By simply using the --int8 flag of the trtexec command (without the --calib flag), I am able to get the converted model but its predictions are wrong (e.g. for a gender recognition problem from images, the model predicts one of the two genders with 0.49 probability and the other with 0.51) despite the fact that the original model and the model with FP16 precision had very good performance.

I also tried to follow one of the samples on github (TensorRT/samples/python/int8_caffe_mnist/) thanks to which I was able to get a calibration cache for my models, but even these do not seem to be correct. In fact, the produced files have strange hexadecimal values (very close to infinity when converted to float32) and when I try to convert the model using the file with the --calib flag of trtexec I get a model that predicts NaN instead of the necessary probability values.

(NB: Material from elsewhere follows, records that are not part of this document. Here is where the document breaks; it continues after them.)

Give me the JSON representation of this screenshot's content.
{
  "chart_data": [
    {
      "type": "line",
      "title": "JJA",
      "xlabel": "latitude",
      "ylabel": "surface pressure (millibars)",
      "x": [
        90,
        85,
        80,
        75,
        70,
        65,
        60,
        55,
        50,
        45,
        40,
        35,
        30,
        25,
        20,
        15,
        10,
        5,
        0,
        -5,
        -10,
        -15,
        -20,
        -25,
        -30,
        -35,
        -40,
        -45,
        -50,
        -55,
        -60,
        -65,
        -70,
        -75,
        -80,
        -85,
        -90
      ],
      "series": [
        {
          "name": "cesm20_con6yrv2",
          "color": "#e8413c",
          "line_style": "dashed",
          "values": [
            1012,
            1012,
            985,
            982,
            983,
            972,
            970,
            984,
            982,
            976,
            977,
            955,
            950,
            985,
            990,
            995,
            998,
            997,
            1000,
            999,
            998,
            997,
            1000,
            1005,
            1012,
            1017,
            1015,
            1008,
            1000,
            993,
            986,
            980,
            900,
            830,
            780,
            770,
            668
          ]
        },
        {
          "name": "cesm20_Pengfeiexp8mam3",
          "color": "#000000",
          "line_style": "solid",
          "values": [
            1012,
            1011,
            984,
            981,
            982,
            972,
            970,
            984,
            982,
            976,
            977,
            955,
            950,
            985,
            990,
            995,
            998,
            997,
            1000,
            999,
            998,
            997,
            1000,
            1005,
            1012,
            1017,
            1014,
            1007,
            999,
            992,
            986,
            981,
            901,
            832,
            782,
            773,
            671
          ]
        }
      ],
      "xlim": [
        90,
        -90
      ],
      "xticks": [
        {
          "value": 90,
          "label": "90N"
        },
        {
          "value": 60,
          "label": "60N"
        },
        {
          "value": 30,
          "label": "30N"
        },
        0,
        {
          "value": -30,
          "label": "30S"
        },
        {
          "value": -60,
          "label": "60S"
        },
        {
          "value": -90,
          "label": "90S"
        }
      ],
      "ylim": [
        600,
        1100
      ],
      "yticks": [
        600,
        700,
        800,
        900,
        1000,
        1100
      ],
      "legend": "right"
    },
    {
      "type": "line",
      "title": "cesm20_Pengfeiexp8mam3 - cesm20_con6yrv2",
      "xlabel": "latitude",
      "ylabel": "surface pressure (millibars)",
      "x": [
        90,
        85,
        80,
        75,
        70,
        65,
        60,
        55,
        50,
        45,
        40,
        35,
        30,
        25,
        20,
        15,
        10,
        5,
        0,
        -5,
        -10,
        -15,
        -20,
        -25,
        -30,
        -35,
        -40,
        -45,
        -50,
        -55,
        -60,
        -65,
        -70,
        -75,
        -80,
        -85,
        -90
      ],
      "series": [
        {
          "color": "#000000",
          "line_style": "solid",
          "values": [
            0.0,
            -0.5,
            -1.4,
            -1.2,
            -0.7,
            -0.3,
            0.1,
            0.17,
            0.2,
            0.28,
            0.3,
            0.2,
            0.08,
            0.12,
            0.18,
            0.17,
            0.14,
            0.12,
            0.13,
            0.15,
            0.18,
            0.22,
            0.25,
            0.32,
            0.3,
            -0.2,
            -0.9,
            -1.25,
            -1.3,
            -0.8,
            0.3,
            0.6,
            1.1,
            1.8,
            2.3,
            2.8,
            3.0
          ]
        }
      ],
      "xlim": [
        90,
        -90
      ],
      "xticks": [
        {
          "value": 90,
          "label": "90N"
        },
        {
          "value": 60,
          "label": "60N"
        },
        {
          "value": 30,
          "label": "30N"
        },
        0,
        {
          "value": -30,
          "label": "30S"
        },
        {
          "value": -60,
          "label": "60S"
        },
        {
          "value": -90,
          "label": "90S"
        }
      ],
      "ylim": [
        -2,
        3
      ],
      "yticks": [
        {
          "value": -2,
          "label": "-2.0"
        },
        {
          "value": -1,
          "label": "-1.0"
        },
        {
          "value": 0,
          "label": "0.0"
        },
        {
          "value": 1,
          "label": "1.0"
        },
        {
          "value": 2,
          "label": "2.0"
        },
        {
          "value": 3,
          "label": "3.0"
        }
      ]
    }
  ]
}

The TensorRT version is 8.0.1 and the models were converted from TensorFlow to ONNX using opset 13.

I hope I have been clear in my explanation of the problem and that I have not created the topic in the wrong place.

Thanks.

Hi, Please refer to the below links to perform inference in INT8

Thanks!

Hi, I’ve already tried following the links you gave me (In fact, I looked everywhere on the internet for some help) but the situation is still the same. Maybe there is some problem with the TensorRT version?

Thanks.

Hi,

We are moving this post to the Jetson Xavier NX forum to get better help.
Also, we recommend you to please try on the latest TensorRT version and let us know if you still face this issue.

You can try the TensorRT NGC container.

Thank you.